Companies will want to consider using some or all of the following methods:

• Focus initially on first tier contractors (and with a dollar size threshold). This is precisely what is recommended in the American Bar Association “Model Business and Supplier Policies on Labor Trafficking and Child Labor.”

• Contract terms compelling first tier contractors to impose requirements on second tier contractors (like the standard Executive Order 11246 contract clause) is far more manageable than monitoring all second and third tier contractors.

• Termination rights in the event of serious breach or failure to meet such standards. Sponsors have similar “morals clauses” in endorsement contracts with athletes that permit cancellation and other remedies for misconduct such as Lance Armstrong’s doping.

Are there minefields to avoid in executing MSA compliance plans?

Most definitely. It is necessary to consider the collateral consequences of each step.

• NGOs have advocated using “step-in clauses” (allowing the company to micromanage completion of the contract) and training contractors’ staff. Yet, either (and especially both together) create a serious risk of being found a joint employer with the offending contractor: a result that must be avoided.

• Policies promising reparation payments to victims are also being advocated.

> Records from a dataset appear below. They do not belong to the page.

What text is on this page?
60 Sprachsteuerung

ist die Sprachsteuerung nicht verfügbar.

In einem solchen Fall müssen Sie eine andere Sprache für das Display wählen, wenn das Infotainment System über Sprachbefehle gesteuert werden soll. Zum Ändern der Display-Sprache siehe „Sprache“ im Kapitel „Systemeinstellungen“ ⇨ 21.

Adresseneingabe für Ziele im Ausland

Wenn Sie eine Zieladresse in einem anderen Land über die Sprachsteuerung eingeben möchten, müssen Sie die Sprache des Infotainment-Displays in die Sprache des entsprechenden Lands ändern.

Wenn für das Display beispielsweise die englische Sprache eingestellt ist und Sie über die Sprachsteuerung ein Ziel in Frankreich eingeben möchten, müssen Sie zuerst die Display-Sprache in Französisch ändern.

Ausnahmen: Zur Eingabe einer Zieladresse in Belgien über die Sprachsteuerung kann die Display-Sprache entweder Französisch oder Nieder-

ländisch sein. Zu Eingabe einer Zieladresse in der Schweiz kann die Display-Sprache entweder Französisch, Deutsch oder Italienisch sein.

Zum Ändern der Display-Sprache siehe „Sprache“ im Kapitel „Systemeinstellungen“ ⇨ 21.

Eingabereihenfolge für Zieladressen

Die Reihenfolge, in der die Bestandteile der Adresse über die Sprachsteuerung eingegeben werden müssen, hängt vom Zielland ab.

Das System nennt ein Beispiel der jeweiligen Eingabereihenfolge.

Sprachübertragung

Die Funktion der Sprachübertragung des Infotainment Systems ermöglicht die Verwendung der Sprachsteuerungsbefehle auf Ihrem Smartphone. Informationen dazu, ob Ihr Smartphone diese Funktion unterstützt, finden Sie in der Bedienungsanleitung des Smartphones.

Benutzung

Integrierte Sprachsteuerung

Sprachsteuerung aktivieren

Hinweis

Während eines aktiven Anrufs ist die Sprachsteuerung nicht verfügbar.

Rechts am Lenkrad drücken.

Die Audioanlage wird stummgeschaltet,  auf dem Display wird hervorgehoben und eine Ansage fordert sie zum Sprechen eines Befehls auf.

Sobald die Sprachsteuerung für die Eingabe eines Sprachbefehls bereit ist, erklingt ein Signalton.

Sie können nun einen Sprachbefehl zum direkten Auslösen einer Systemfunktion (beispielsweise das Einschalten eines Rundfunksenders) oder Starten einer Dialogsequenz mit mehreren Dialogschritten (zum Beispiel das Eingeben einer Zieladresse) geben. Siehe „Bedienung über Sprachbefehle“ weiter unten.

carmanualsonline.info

This too is dangerous because it invites litigation: i.e., your policy may become an implied promise to third party beneficiaries. There are better ways to handle this.

• Ignoring other laws in executing MSA compliance is neither economical nor prudent. Even though California law, UK law, and EU law are not exact duplicates, all mandate corporate social responsibility reporting and all require controlling the supply chain. Thus, a consolidated approach is essential.

What is the deadline for being compliant?

There are different timelines for each law.

• California: January 1, 2012

• MSA: Within 6 months of financial year-end from March 31, 2016

• EU Non-Financial Reporting Directive: Directive must be implemented in EU countries by December 6, 2016.

Corporate social reporting responsibility is plainly here to stay; indeed, it is likely to expand. Quite plainly, there are issues (including slavery) that invite such comprehensive solutions. The impetus was well-captured by William Cowper – an 18th century English poet, evangelist, and anti-slavery advocate: “We have no slaves at home – Then why abroad?”

Such goals are unassailable: no one can (or should) argue for slavery. There are, however, more and less effective means of endorsing those goals and complying with these new mandates. The key will be to develop commercially – as well as socially – responsible approaches to compliance.